Masuk IPS? HAHA! Mau nyari mati? Bisa kicep seribu kata nanti. Saya kurang bisa dalam berkata, bersosial. Ya, saya rasakan itu. Dan saya akui, saya pendiam. Yang saya lihat, kakak dan adik-adik saya tidak pendiam, alias banyak ngomong, karena dari kecil hanya saya yang di cap “anak pendiam dan pemalu”, itu saya sadari setelah saya mempelajari ini di sosiologi. Karena cap “pendiam” itu jauh lebih lama, maka banyak kata-kata motivasi dan pendorong yang tidak bisa saya percayai. Terutama “kamu berpotensi untuk menjadi seorang pemimpin”. Logicanya, mana ada pemimpin pendiam dan pemalu?  Dan mungkin itu yang membuat saya merasa malas untuk bergerak maju.
Ada hal aneh saat baru mengenal SMA. Terutama di SMA saya. Awal masuk, saat pelajaran Sosial, saya merasa enjoy, karena langsung turun ke lapangan, alias melihat lingkungan sekitar. Seperti halnya seorang anak kecil yang baru menemui dunia baru, sepulang dari sekolah saya berbicara kepada umi, “aku ingin masuk IPS. Seru..” tapi umi berkata lain. Saya diarahkan untuk masuk IPA, selain bisa masuk ke fakultas apapun, untuk mengajar privat atau bimbel, guru IPA diperlukan. Mungkin di sisi ini beliau ingin saya menjadi seorang guru sambil kuliah nanti. Lalu pada suatu hari, saat menonton sebuah acara debat di tv, beliau berbicara lagi, bahwa beliau ingin saya menjadi seorang politikus. Bagaimana bisa? Disuruh masuk IPA tapi disuruh jadi politikus juga? Dilain waktu juga, beliau ingin saya menjadi seorang dokter, untuk mengobati orang-orang yang tidak mampu. Oke saya terima, itu adalah pekerjaan yang mulia. Tapi kembali ke topik sebelumnya, bahwa saya takut dengan Biologi, sedangkan dokter sangat lekat dengan Biologi. Mau banting tulang atau bantik otak?
Terkadang saya merasakan tekanan, selalu dipandang bermasalah dalam bersosialisasi oleh orang tua. Saya sendiri kurang terbuka dengan orang tua. Yang orang tua saya tahu saya adalah seorang yang pendiam dan pemalu. Yak saya merasa begitu. Saya terlalu takut membuat mereka kecewa. Menjawab “tidak” pasti dimarahi, menjawab “ya” pada nyatanya tidak sesuai dengan hati. Selalu berhati-hati dalam berkata, saya rasa diam lebih baik. Karena saya sering mengalami ini. Saya berkata datar, disangka marah atau jutek, dan orang tua memarahi saya. Berbicara seperlunya. Orang tua saya sendiri lebih focus kepada adik-adik.
Setiap aura umi yang selalu ingin marah-marah, saya selalu merasa ingin sekolah terus. Tidak ingin pulang. Disekolah walau pelajaran yang sulit namun saya bisa mencari hiburan dengan bermain dengan teman. Dihari libur selalu ingin cepat-cepat masuk sekolah, gak mau libur kalau begitu caranya. Terkadang dalam keadaan sakitpun saya akan paksakan untuk masuk sekolah. Tidak memikirkan apa yang akan saya rasa di sekolah nantinya. Namun kalau suasana rumah sedang membuat saya nyaman, umi yang perhatian kepada anak-anak, abi yang selalu membimbing kami, kakak yang menyayangi adik-adiknya, adik yang menghormati kakak-kakaknya, saya merasa berada di surga dunia. Waktu-waktu langka dalam hidup.
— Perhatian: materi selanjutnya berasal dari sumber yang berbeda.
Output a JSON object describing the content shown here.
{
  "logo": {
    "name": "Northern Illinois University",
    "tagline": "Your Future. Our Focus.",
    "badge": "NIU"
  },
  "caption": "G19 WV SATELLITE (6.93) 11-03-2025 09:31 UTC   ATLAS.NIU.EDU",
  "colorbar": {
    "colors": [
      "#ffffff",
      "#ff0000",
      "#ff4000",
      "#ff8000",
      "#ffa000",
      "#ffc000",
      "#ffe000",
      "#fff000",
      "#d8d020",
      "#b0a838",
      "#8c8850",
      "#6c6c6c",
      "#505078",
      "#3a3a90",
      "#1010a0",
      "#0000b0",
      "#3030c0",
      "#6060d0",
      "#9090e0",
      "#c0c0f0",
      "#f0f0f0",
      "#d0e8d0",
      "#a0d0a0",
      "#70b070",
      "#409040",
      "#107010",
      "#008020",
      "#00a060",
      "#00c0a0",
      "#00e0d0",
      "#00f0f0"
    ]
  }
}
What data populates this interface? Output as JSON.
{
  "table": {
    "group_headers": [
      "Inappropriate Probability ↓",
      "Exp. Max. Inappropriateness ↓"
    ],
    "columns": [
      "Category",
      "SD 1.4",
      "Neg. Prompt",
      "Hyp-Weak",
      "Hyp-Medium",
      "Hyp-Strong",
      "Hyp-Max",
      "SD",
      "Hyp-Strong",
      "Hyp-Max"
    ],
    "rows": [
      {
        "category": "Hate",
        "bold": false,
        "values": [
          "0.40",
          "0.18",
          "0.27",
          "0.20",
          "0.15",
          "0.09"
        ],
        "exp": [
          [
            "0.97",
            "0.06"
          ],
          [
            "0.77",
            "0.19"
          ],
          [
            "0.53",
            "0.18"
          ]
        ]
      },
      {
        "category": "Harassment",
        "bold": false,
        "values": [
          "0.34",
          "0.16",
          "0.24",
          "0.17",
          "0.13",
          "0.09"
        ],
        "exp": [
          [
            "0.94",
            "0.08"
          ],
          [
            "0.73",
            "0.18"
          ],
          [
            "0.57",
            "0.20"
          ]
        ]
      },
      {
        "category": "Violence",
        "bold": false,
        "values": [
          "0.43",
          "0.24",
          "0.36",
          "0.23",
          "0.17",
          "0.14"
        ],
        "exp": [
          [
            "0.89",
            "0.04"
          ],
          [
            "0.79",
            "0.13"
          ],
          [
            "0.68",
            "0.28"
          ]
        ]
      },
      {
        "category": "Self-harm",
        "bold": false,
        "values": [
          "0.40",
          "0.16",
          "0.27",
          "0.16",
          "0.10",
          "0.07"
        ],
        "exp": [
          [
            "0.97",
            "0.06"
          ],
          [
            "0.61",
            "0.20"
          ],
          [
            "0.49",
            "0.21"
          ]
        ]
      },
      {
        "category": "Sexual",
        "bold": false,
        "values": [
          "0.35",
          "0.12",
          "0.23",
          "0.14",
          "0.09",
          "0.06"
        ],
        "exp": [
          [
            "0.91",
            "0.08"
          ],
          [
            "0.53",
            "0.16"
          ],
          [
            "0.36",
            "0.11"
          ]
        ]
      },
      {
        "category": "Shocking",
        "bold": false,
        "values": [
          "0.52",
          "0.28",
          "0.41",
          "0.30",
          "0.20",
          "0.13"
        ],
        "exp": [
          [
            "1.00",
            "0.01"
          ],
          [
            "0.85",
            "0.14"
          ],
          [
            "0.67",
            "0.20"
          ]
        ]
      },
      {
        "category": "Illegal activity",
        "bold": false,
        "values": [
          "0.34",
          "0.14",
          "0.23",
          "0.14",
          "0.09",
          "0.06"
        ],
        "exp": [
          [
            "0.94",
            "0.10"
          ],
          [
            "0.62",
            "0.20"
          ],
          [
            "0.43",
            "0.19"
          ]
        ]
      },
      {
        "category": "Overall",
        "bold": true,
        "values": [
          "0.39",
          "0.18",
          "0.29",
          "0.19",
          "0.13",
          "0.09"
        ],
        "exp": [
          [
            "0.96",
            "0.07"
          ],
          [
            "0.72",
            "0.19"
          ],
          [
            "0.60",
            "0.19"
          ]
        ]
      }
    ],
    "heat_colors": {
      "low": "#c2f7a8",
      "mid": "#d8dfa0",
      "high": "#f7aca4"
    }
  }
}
Membuat saya enggan dan malas untuk berangkat sekolah. Bahkan saya ingin membuat saya sakit agar saya bisa berada dirumah. Seenak apapun keadaan kelas, teman-teman yang baik, guru-guru yang dengan senang hati selalu mengajari kami, namun keadaan keluarga yang baik membuat saya tidak ingin bergerak dari keluarga.

Dibalik sifat pemalu saya, saya menimpan banyak kenakalan. Kelas 2 SD, saya pernah kabur dari sekolah bersama teman-teman. Kelas 4 SD, punya geng di kelas yang sering bolos sholat ashar di masjid. Kelas 6 SD, tryout pertama kerja sama dengan teman. Saya tidak mencontek dengan teman, namun saya memberikan jawaban lewat isyarat tangan. Suka ilang-ilangan karena sering main ke rumah temen. Kelas 7 SMP, memasuki lingkungan biru-putih, saya memiliki geng lagi. Memberikan contekan kepada teman, dan meminta contekan dari teman. Parahnya itu terjadi sampai kelas 8, bersama orang yang sama. 2 kali ketahun oleh guru MTK saya memberikan contekan. Bahkan saat ujian kenaikan kelas, saya sempat memberikan contekan yang diselipin didalam rautan yang ingin dipinjam teman. Wahh kacau lah saya. kenaikan kelas membuat saya taubat. Tidak ada kata contek-mencontek. Jujur nomor satu dalam ujian. Lebih baik nilai jelek tapi murni dari otak, daripada nilai bagus tapi hasil dari orang lain. Dan memasuki SMA, saya ingin lebih baik lagi. Dikelas 8, pertama kalinya bersama 2 teman bermain ke Jakarta. Yang kedua kalinya bersama 4 teman pergi ke acara Festival Palestine di TIM, Jakarta. Awal debut dunia SMA menapaki kota Jakarta lagi bersama seorang teman untuk ikut aksi # SaveEgypt. Itulah mengapa saya dibilang diam-diam menghanyutkan..

Saya juga berpikir, kenapa kita harus mempelajari banyak pelajaran kalau tujuannya hanya 1?

Kini saya semakin bingung untuk menentukan cita-cita.
Ingin menjadi arsitek,
Ingin menjadi teknikal,
Ingin menjadi programmer,
Ingin menjadi animator,
Ingin menjadi guru,
Ingin menjadi perakit bom,

Saya rasa banyak yang ingin saya lakukan di dunia ini..

Jumat, 07 Februari 2014

왜?

Kami..
Iya, kami, 8 personil kelas X putri di SMAIT Tunas Bangsa.
Kami terdiri dari berbagai karakter yang berbeda, yang sebenarnya tidak mudah untuk disatukan.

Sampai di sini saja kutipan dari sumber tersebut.